Le HufffPost  |  Par Grégory Rozières

Dans le ciel de Paris, il n’y a pas que les tristement célèbres particules fines qui polluent la capitale. Il y en a également d’autres, bien plus rares et difficiles à détecter, qui viennent de l’espace. Pour la première fois, des chercheurs ont détecté des grains de poussière interstellaire sur les toits de Paris, Oslo et Berlin, rapporte le New Scientist.

Ces petites particules sont très anciennes et datent de la création du système solaire, il y a quelque 4,6 milliards d’années. Les scientifiques savent depuis des décennies que ces petits grains retombent régulièrement dans notre atmosphère. Mais jusqu’alors, ils n’avaient pas réussi à en trouver, sauf en Antarctique.

Pourquoi? Car il est difficile de faire le tri entre la poussière interstellaire et celle, plus classique, qui provient de la Terre. Pour réussir cet exploit, les chercheurs de l’Imperial College London ont « tamisé » quelque 300 kg de détritus qui pourrissent sur les toits de ces trois villes. Ils n’ont pas utilisé un tamis classique, mais des aimants pour attirer les particules métalliques. Ils ont ainsi découvert 500 grains venus de l’espace.

« L’avantage évident de cette nouvelle approche est qu’il est plus facile de trouver de la poussière stellaire si elle se trouve dans votre jardin », explique Matthew Genge, auteur de l’étude, au magazine américain.

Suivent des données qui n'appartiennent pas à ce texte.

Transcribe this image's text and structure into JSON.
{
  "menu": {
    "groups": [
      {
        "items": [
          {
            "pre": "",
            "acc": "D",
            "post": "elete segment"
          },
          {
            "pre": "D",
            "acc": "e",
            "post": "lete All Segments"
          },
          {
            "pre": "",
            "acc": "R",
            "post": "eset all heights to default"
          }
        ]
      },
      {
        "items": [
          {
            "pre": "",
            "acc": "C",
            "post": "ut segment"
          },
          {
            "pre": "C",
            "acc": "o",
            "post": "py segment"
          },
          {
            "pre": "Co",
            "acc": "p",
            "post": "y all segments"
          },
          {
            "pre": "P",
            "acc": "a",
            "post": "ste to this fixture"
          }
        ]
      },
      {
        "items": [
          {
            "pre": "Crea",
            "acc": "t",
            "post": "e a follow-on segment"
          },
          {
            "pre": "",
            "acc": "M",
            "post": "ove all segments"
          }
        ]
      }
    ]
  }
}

De plus, les grains trouvés sont trente fois plus gros que ceux que l’on peut observer en Antarctique. Même s’ils restent tout de même minuscule: 0,3 mm.

La poussière découverte sur les toits de Paris est tombée sur Terre il y a 6 ans, à quelque 12 km/s. Cela en fait les plus jeunes et les plus rapides de ces particules jamais trouvées ayant traversé l’atmosphère de la Terre.